Huawei had a big event at MWC 2022 in Barcelona, where we saw multiple devices introduced. One of them was the Huawei Matebook E – an all-new 2-in-1 laptop with Windows 11. The company wants to prove itself as a premium brand with its own rich ecosystem, and that’s the next type of device it has added to it.
The tablet comes with a snap-on keyboard, and there is support for Huawei M Pencil, all of which we got for review.
The Huawei Matebook E has a 12.6” OLED panel with a 16:10 aspect ratio and a resolution of 2560 x 1600 pixels. The screen-to-body ratio is 90% with tiny bezels, which is not ideal when the tablet is held in hand. It is also cumbersome due to the CPU and GPU and cooling – the weight of 710 grams quickly makes holding the device in one hand hard.
We appreciate the 400 nits brightness (600 nits peak) and the lively colors on the panel itself, and the fact that it looks lovely from every angle. It is also factory calibrated to a dE
The screen might be 10-point touch, but the OS isn’t perfectly adapted for touching so only certain parts work well in tablet mode. There is also a slight lag between the M Pencil input and the reaction of screen, which limits its usability in some apps.
In reality, Huawei never claims this is a graphics designer tablet – this is a device for the work-from-home type of situation, where you might need to sketch up something quickly, like a mark up presentation or an image.
Let’s talk about performance. Huawei launched the Matebook E with 11th gen Intel chipsets – that’s right, the one before the current genration. When asked about this Huwei revealed the company wanted to launch the device immediately on the market and going with the 12th gen Intel would delay it by several months. Perhaps we’ll see a refreshed model down the line if the Matebook E gains enough traction.
Our unit is with an Intel Core i5-1130G7 processor. The CPU has four cores and eight threads with a max frequency of 4.00 GHz, but when not stressed they run at 1.8 GHz. It is a tad less impressive than the Core i7 variant, with Geekbench 5 yielding 1,113 results for a single core and 1,868 for multiple cores.
The performance is uninspiring, and a game such as Civilization V is struggling to run at settings that aren’t Low. There is active cooling, with the vents being on the top side. Still throttling will occur rather quickly if you stress the Matebook E.

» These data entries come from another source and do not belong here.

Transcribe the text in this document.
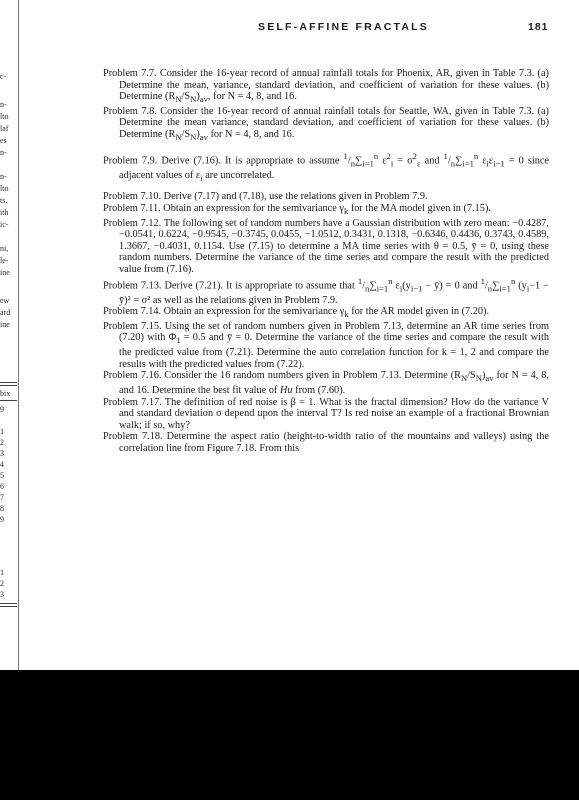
c-
n-
lto
laf
es
n-
n-
lto
ts.
ith
ic-
ni,
le-
ine
ew
ard
ine
bix
9
1
2
3
4
5
6
7
8
9
1
2
3
SELF-AFFINE FRACTALS	181

Problem 7.7. Consider the 16-year record of annual rainfall totals for Phoenix, AR, given in Table 7.3. (a) Determine the mean, variance, standard deviation, and coefficient of variation for these values. (b) Determine $(R_N/S_N)_{av}$, for N = 4, 8, and 16.

Problem 7.8. Consider the 16-year record of annual rainfall totals for Seattle, WA, given in Table 7.3. (a) Determine the mean variance, standard deviation, and coefficient of variation for these values. (b) Determine $(R_N/S_N)_{av}$ for N = 4, 8, and 16.

Problem 7.9. Derive (7.16). It is appropriate to assume $^1/_n\sum_{i=1}^n$ $\varepsilon^2_i = \sigma^2_\varepsilon$ and $^1/_n\sum_{i=1}^n$ $\varepsilon_i\varepsilon_{i-1} = 0$ since adjacent values of $\varepsilon_i$ are uncorrelated.

Problem 7.10. Derive (7.17) and (7.18), use the relations given in Problem 7.9.

Problem 7.11. Obtain an expression for the semivariance $\gamma_k$ for the MA model given in (7.15).

Problem 7.12. The following set of random numbers have a Gaussian distribution with zero mean: −0.4287, −0.0541, 0.6224, −0.9545, −0.3745, 0.0455, −1.0512, 0.3431, 0.1318, −0.6346, 0.4436, 0.3743, 0.4589, 1.3667, −0.4031, 0.1154. Use (7.15) to determine a MA time series with θ = 0.5, ȳ = 0, using these random numbers. Determine the variance of the time series and compare the result with the predicted value from (7.16).

Problem 7.13. Derive (7.21). It is appropriate to assume that $^1/_n\sum_{i=1}^n$ $\varepsilon_i(y_{i-1}$ − ȳ) = 0 and $^1/_n\sum_{i=1}^n$ ($y_i-1$ − ȳ)² = σ² as well as the relations given in Problem 7.9.

Problem 7.14. Obtain an expression for the semivariance $\gamma_k$ for the AR model given in (7.20).

Problem 7.15. Using the set of random numbers given in Problem 7.13, determine an AR time series from (7.20) with $\Phi_1 = 0.5$ and ȳ = 0. Determine the variance of the time series and compare the result with the predicted value from (7.21). Determine the auto correlation function for k = 1, 2 and compare the results with the predicted values from (7.22).

Problem 7.16. Consider the 16 random numbers given in Problem 7.13. Determine $(R_N/S_N)_{av}$ for N = 4, 8, and 16. Determine the best fit value of Hu from (7.60).

Problem 7.17. The definition of red noise is β = 1. What is the fractal dimension? How do the variance V and standard deviation σ depend upon the interval T? Is red noise an example of a fractional Brownian walk; if so, why?

Problem 7.18. Determine the aspect ratio (height-to-width ratio of the mountains and valleys) using the correlation line from Figure 7.18. From this
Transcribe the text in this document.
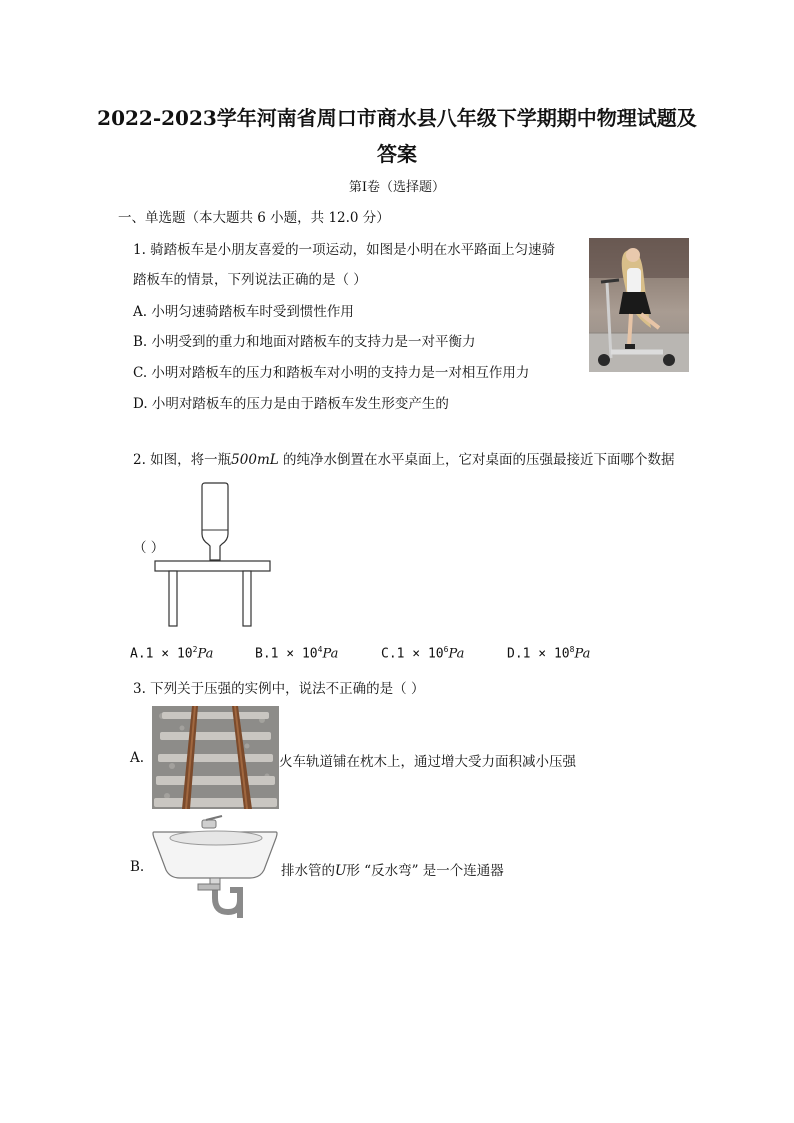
2022-2023学年河南省周口市商水县八年级下学期期中物理试题及
答案
第I卷（选择题）
一、单选题（本大题共 6 小题，共 12.0 分）
1. 骑踏板车是小朋友喜爱的一项运动，如图是小明在水平路面上匀速骑
踏板车的情景，下列说法正确的是（ ）
A. 小明匀速骑踏板车时受到惯性作用
B. 小明受到的重力和地面对踏板车的支持力是一对平衡力
C. 小明对踏板车的压力和踏板车对小明的支持力是一对相互作用力
D. 小明对踏板车的压力是由于踏板车发生形变产生的
2. 如图，将一瓶500mL 的纯净水倒置在水平桌面上，它对桌面的压强最接近下面哪个数据
（ ）
$A.1 \times 10^2Pa$	$B.1 \times 10^4Pa$	$C.1 \times 10^6Pa$	$D.1 \times 10^8Pa$
3. 下列关于压强的实例中，说法不正确的是（ ）
A.	火车轨道铺在枕木上，通过增大受力面积减小压强
B.	排水管的U形 “反水弯” 是一个连通器
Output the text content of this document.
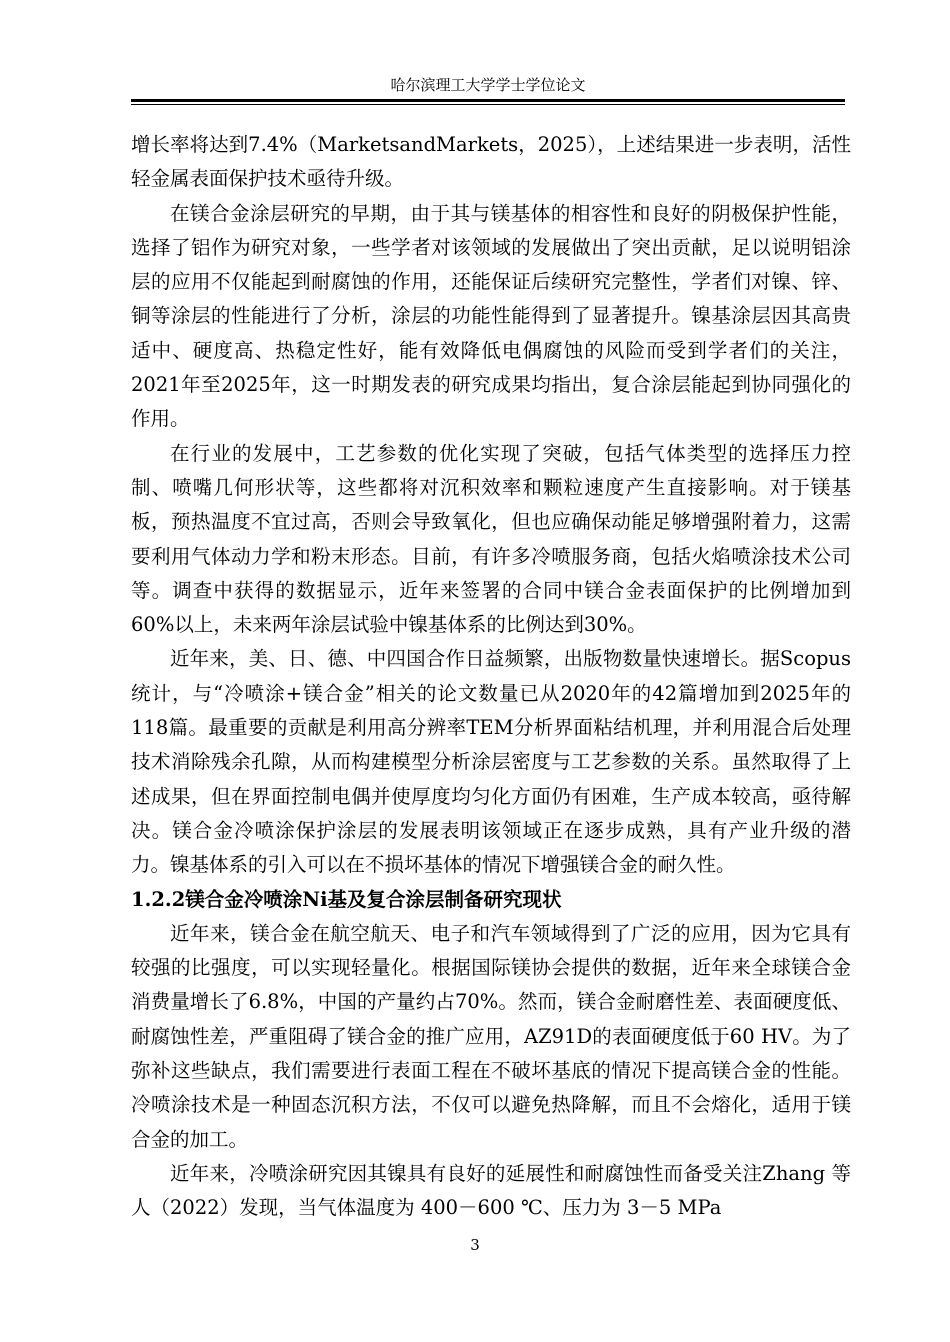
哈尔滨理工大学学士学位论文

增长率将达到7.4%（MarketsandMarkets，2025），上述结果进一步表明，活性轻金属表面保护技术亟待升级。

在镁合金涂层研究的早期，由于其与镁基体的相容性和良好的阴极保护性能，选择了铝作为研究对象，一些学者对该领域的发展做出了突出贡献，足以说明铝涂层的应用不仅能起到耐腐蚀的作用，还能保证后续研究完整性，学者们对镍、锌、铜等涂层的性能进行了分析，涂层的功能性能得到了显著提升。镍基涂层因其高贵适中、硬度高、热稳定性好，能有效降低电偶腐蚀的风险而受到学者们的关注，2021年至2025年，这一时期发表的研究成果均指出，复合涂层能起到协同强化的作用。

在行业的发展中，工艺参数的优化实现了突破，包括气体类型的选择压力控制、喷嘴几何形状等，这些都将对沉积效率和颗粒速度产生直接影响。对于镁基板，预热温度不宜过高，否则会导致氧化，但也应确保动能足够增强附着力，这需要利用气体动力学和粉末形态。目前，有许多冷喷服务商，包括火焰喷涂技术公司等。调查中获得的数据显示，近年来签署的合同中镁合金表面保护的比例增加到60%以上，未来两年涂层试验中镍基体系的比例达到30%。

近年来，美、日、德、中四国合作日益频繁，出版物数量快速增长。据Scopus统计，与“冷喷涂+镁合金”相关的论文数量已从2020年的42篇增加到2025年的118篇。最重要的贡献是利用高分辨率TEM分析界面粘结机理，并利用混合后处理技术消除残余孔隙，从而构建模型分析涂层密度与工艺参数的关系。虽然取得了上述成果，但在界面控制电偶并使厚度均匀化方面仍有困难，生产成本较高，亟待解决。镁合金冷喷涂保护涂层的发展表明该领域正在逐步成熟，具有产业升级的潜力。镍基体系的引入可以在不损坏基体的情况下增强镁合金的耐久性。

1.2.2镁合金冷喷涂Ni基及复合涂层制备研究现状

近年来，镁合金在航空航天、电子和汽车领域得到了广泛的应用，因为它具有较强的比强度，可以实现轻量化。根据国际镁协会提供的数据，近年来全球镁合金消费量增长了6.8%，中国的产量约占70%。然而，镁合金耐磨性差、表面硬度低、耐腐蚀性差，严重阻碍了镁合金的推广应用，AZ91D的表面硬度低于60 HV。为了弥补这些缺点，我们需要进行表面工程在不破坏基底的情况下提高镁合金的性能。冷喷涂技术是一种固态沉积方法，不仅可以避免热降解，而且不会熔化，适用于镁合金的加工。

近年来，冷喷涂研究因其镍具有良好的延展性和耐腐蚀性而备受关注Zhang 等人（2022）发现，当气体温度为 400－600 ℃、压力为 3－5 MPa

3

We also ran Cinebench R23, which yielded solid single-core, but somewhat poor multi-core results.
Huawei offers the Matebook E with two RAM options – 8GB and 16GB, both times of the LPDDR4x type. SSD storage comes in 128GB, 256GB, and 512GB. Our 512GB version had impressive sequential read speed of 3500 MB/s and 2300 MB/s write speeds.
The random read speeds were also very solid, while random write could be better, but won’t cause issues for the intended use.
The 42Wh battery charges over PC and you get a 65W charger in the retail box.
Charging from 0 to 100% takes 1.5 hours. Depleting the battery by streaming Netflix took us very respectable 8 hours.
In other test cases, the Huawei Matebook E gave us 2 hours of performance to the max, and about four hours of video watching and light browsing, sketching presentations and preparing notes.
The Matebook E is really lacking when it comes to I/O. There’s a single USB-C is on the right side, while the 3.5mm combo audio jack is on the left and that’s that.
On the upside four speakers are sitting on the sides in a 2×2 formation. There is one 8MP selfie camera for video calls and a 13MP shooter on the back. The latter can’t be used when the magnetic cover is attached, though, unless you bend the top part.
The cover lets you adjust from 110 to 160-degree angle and snaps easily with the magnets on the bottom. The accessory itself weighs 440 grams.
Huawei Matebook E
The Huawei Matebook E comes with three magnets on the top for the M Pencil. Once the stylus is connected, the user interface will notify if the pencil is facing the right way so that it can charge wirelessly.
Double tap on the side can take a screenshot or wake the voice assistant, or do whatever Windows Ink is set up to do with a double click. Huawei does provide a transparent tip and a rubbery one for different feel.
The Huawei Matebook E starts from €649, but that’s for the Intel i3 variant with 8GB RAM and 128GB storage. Going for the top 16/512GB version will also get you the magnetic keyboard and the M Pencil in the package. It will also push the price to €1,199 for the Core i5 version and €1,399 for the i7 one.
Obviously at those prices it’s certainly not the best performing laptop around by a long distance, so if sheer processing power is what you are after you might as well keep looking.
However, the hybrid device provides unrivaled flexibility for those only looking to do light office work, social media browsing and video watching. The OLED screen and properly light weight body are very hard to find at those prices if you need a device that runs Windows. The excellent build quality doesn’t hurt either.